A custom framework allowed DuQu’s authors to meld C code with object-oriented programming.

The use of object-oriented C to write the event-driven code in DuQu reveals something about the programmers who coded this part of DuQu – they were probably old-school coders, Kaspersky’s researchers say. The programming style is uncommon for malware and is more commonly found in professionally-produced commercial software created ten years ago, Raiu says. The techniques make DuQu stand out “like a gem from the large mass of ‘dumb’ malicious program we normally see,” the Kaspersky researchers note.

The idea that the coders are “old school” is also supported by their use of C over the more modern C++ language. Some commenters told Kaspersky that coders who were actively programming a decade ago didn’t like C++ because, when compiled, it was known to produce code that could be unpredictable.

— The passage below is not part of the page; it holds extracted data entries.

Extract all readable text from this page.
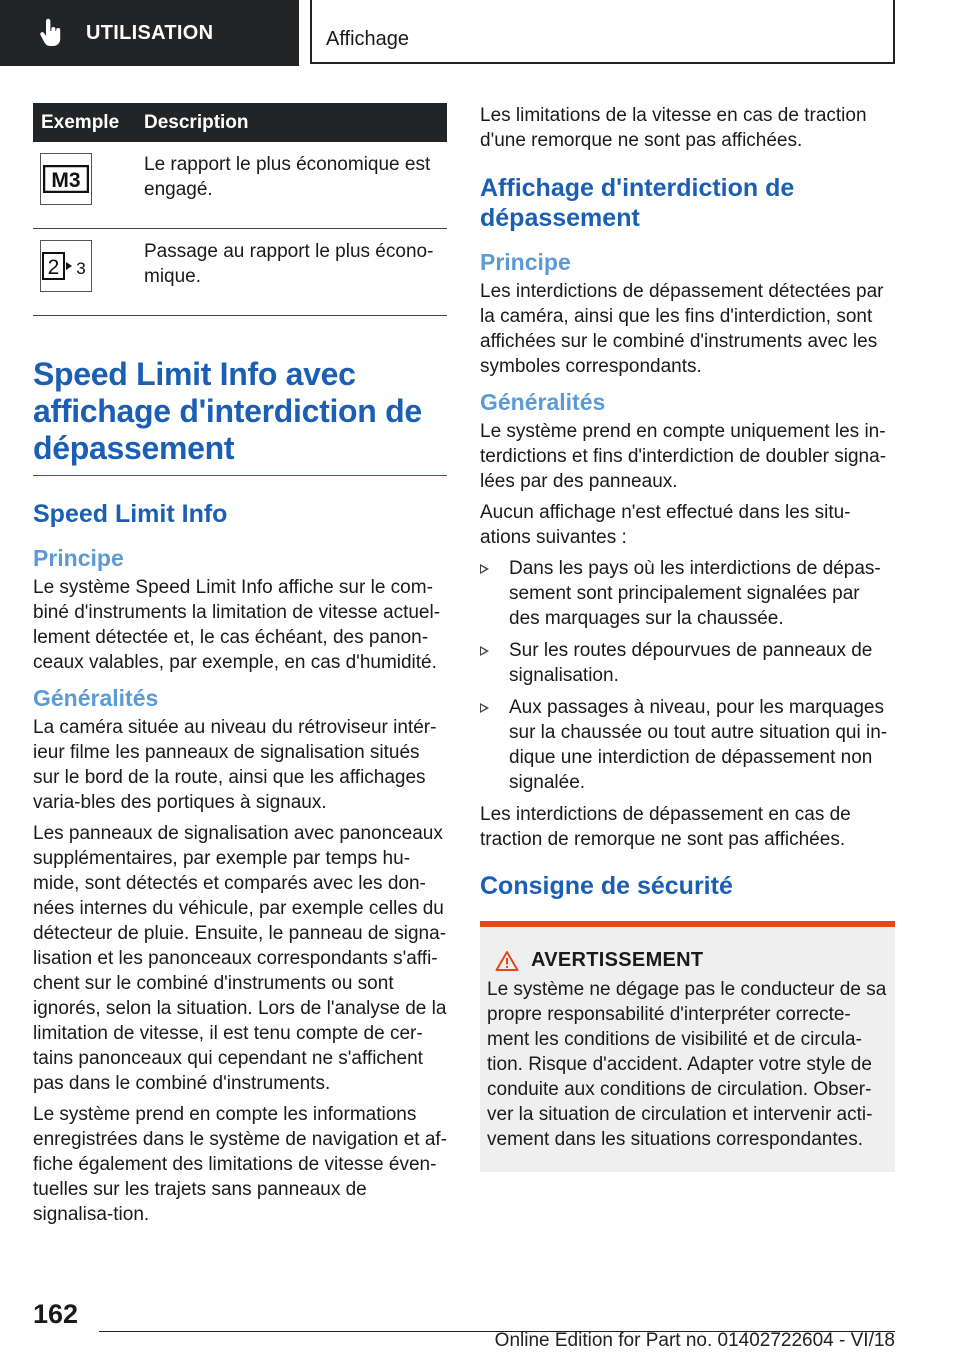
UTILISATION	Affichage
Exemple	Description

M3	Le rapport le plus économique est engagé.

2 3	Passage au rapport le plus écono-mique.
Speed Limit Info avec affichage d'interdiction de dépassement
Speed Limit Info
Principe

Le système Speed Limit Info affiche sur le com-biné d'instruments la limitation de vitesse actuel-lement détectée et, le cas échéant, des panon-ceaux valables, par exemple, en cas d'humidité.

Généralités

La caméra située au niveau du rétroviseur intér-ieur filme les panneaux de signalisation situés sur le bord de la route, ainsi que les affichages varia-bles des portiques à signaux.

Les panneaux de signalisation avec panonceaux supplémentaires, par exemple par temps hu-mide, sont détectés et comparés avec les don-nées internes du véhicule, par exemple celles du détecteur de pluie. Ensuite, le panneau de signa-lisation et les panonceaux correspondants s'affi-chent sur le combiné d'instruments ou sont ignorés, selon la situation. Lors de l'analyse de la limitation de vitesse, il est tenu compte de cer-tains panonceaux qui cependant ne s'affichent pas dans le combiné d'instruments.

Le système prend en compte les informations enregistrées dans le système de navigation et af-fiche également des limitations de vitesse éven-tuelles sur les trajets sans panneaux de signalisa-tion.

Les limitations de la vitesse en cas de traction d'une remorque ne sont pas affichées.

Affichage d'interdiction de dépassement
Principe

Les interdictions de dépassement détectées par la caméra, ainsi que les fins d'interdiction, sont affichées sur le combiné d'instruments avec les symboles correspondants.

Généralités

Le système prend en compte uniquement les in-terdictions et fins d'interdiction de doubler signa-lées par des panneaux.

Aucun affichage n'est effectué dans les situ-ations suivantes :

Dans les pays où les interdictions de dépas-sement sont principalement signalées par des marquages sur la chaussée.
Sur les routes dépourvues de panneaux de signalisation.
Aux passages à niveau, pour les marquages sur la chaussée ou tout autre situation qui in-dique une interdiction de dépassement non signalée.

Les interdictions de dépassement en cas de traction de remorque ne sont pas affichées.

Consigne de sécurité
AVERTISSEMENT

Le système ne dégage pas le conducteur de sa propre responsabilité d'interpréter correcte-ment les conditions de visibilité et de circula-tion. Risque d'accident. Adapter votre style de conduite aux conditions de circulation. Obser-ver la situation de circulation et intervenir acti-vement dans les situations correspondantes.

162
Online Edition for Part no. 01402722604 - VI/18
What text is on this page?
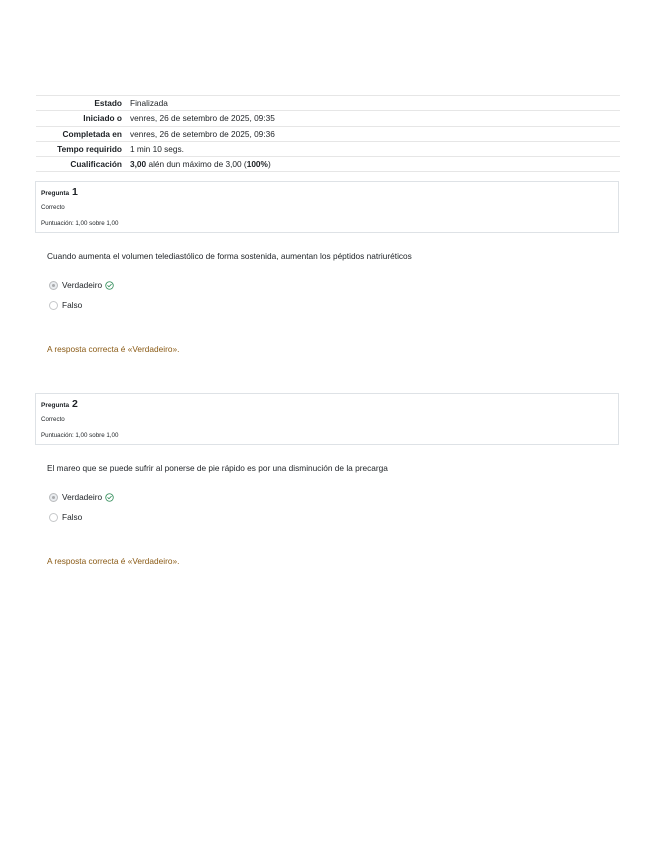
Estado	Finalizada
Iniciado o	venres, 26 de setembro de 2025, 09:35
Completada en	venres, 26 de setembro de 2025, 09:36
Tempo requirido	1 min 10 segs.
Cualificación	3,00 alén dun máximo de 3,00 (100%)
Pregunta 1
Correcto
Puntuación: 1,00 sobre 1,00
Cuando aumenta el volumen telediastólico de forma sostenida, aumentan los péptidos natriuréticos
Verdadeiro
Falso
A resposta correcta é «Verdadeiro».
Pregunta 2
Correcto
Puntuación: 1,00 sobre 1,00
El mareo que se puede sufrir al ponerse de pie rápido es por una disminución de la precarga
Verdadeiro
Falso
A resposta correcta é «Verdadeiro».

“When you write C code, you can be sure that the program will be executed the way you intend it to,” Raiu says. “With C++ it’s a bit different. In C++ you have some language features, for instance constructors, which will be executed transparently by the language. So you will never code a constructor directly. Instead, the compiler codes the constructor for you [and] basically you lose control of the whole thing. You can’t be sure that your code will be executed in the way intended.”

It suggests that whoever coded this part of DuQu was conservative, precise, and wanted 100 percent assurance that the code would work the way they wanted it to work.

But there was one other reason DuQu’s old-school programmers might have preferred C over C++ — its versatility. When C++ was initially developed, it was not standardized and wouldn’t compile in every compiler. C was more flexible. DuQu was delivered to Windows machines using a Microsoft Word zero-day exploit. But Raiu thinks DuQu’s programmers might have chosen C because they wanted to make sure that their code could be compiled with any compiler on any platform, suggesting they were thinking ahead to other ways in which their code might be used.

“Obviously when you create such a complex espionage tool, you take into account that maybe some day you will run it on servers, maybe you will want to run it on mobile phones or God knows what other devices, so you just want to make sure your code will work everywhere,” he says.